Le Maghrébin n’est pas simplement ce travailleur solitaire qui longeait les allées des cités ouvrières, il apporte aussi dans ses bagages des fragments de poésie ou des notes de musique du pays quitté qui, progressivement, viendront se diffuser dans la société d’accueil.
Les lieux de mémoire de l’immigration maghrébine indiquent bien le va-et-vient perpétuel entre nécessités du travail et rêves d’une culture à préserver ou à construire : de l’hôpital franco-musulman de Bobigny aux cabarets orientaux du Quartier latin à Paris ; de l’île Seguin, forteresse ouvrière de l’usine Renault, à la Mosquée de Paris, lieu de prière et d’apprentissage de la lecture.
Tout un réservoir d’images
Le mérite (et la difficulté) de cette exposition et de son catalogue tient à l’entre-deux permanent qu’ils pratiquent : entre les territoires du Maroc, de l’Algérie, de la Tunisie et de la France ; entre les espaces du social, du travail et du culturel ; entre la subjectivité des chercheurs ayant participé à cette entreprise pionnière et l’objectivité nécessaire à l’accomplissement d’un travail scientifique. On peut percevoir l’existence d’un espace mixte entre le Maghreb et la France, en pleine effervescence culturelle, particulièrement
tout au long de la seconde moitié du XXe siècle. Dans cette circulation incessante, qui peut être considéré comme un intellectuel ou un artiste spécifiquement maghrébin ?

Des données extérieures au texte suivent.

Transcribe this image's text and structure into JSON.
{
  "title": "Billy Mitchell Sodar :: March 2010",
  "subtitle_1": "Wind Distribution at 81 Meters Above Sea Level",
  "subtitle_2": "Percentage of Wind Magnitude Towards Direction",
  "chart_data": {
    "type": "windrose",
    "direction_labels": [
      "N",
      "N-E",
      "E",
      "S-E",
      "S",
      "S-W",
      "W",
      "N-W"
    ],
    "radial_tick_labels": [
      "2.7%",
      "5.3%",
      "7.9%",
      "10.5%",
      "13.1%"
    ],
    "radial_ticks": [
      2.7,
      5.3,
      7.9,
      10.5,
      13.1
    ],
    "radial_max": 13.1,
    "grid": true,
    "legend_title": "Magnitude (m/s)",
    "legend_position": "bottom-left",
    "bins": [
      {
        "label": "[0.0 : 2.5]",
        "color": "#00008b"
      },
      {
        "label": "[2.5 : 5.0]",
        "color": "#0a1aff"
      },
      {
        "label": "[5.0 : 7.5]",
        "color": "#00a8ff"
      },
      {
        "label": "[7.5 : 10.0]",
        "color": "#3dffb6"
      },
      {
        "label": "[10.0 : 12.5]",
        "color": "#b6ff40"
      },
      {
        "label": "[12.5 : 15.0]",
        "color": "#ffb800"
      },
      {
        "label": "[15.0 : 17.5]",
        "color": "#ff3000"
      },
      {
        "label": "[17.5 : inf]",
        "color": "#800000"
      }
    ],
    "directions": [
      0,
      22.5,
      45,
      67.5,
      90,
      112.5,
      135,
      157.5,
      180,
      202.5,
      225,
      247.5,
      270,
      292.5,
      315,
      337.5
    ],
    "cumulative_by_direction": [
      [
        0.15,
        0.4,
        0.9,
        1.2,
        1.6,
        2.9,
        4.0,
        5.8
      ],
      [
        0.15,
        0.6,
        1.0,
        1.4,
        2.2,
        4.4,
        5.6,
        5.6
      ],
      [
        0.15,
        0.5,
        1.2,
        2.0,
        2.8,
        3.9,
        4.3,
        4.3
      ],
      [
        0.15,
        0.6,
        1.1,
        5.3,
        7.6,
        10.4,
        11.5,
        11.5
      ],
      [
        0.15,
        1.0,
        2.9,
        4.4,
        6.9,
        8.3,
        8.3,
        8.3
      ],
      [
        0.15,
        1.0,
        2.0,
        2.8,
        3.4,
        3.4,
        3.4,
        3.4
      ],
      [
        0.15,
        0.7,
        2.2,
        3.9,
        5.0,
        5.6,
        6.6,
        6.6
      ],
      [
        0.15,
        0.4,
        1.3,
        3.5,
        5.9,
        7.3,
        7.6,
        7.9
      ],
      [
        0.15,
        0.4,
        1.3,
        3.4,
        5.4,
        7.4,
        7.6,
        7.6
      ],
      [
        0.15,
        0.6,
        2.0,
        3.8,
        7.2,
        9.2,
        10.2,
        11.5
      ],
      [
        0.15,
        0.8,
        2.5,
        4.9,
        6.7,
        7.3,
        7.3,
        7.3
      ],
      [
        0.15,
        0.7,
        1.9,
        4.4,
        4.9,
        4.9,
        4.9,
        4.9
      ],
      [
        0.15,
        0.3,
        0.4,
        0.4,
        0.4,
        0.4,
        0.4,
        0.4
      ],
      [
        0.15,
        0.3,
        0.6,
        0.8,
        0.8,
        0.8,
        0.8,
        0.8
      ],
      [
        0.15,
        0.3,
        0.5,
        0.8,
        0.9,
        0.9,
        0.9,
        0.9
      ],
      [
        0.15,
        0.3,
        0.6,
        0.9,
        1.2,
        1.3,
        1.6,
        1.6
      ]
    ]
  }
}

Cette exposition dévoile un paysage en partie dissimulé, ou en marge, de la société culturelle française, peuplé de personnages aux parcours étonnants, émouvants. Qui connaît vraiment Slimane Azem, le chantre de la chanson de l’exil, Zerrouki Allaoua ou Ahmed Wahby, qui remportaient un succès considérable auprès de leurs compatriotes, juste après l’indépendance de l’Algérie, dans les cafés ou sur les scènes de banlieue ou de province ? Les chanteurs de la deuxième génération sont mieux connus : Idir, Aït Menguellet, Ferhat, Djamel Allam… La musique judéo-arabe, ce patrimoine majeur de la culture maghrébine en exil, exprime bien ces allers-retours entre des univers religieux différents qui ignorent les ancrages définitifs ou les assignations
à résidence identitaire. Le parcours, tombé dans l’oubli, d’un Shlomo ou Simon Halali dit Salim Halali, illustre toutes ces ambiguïtés. (…)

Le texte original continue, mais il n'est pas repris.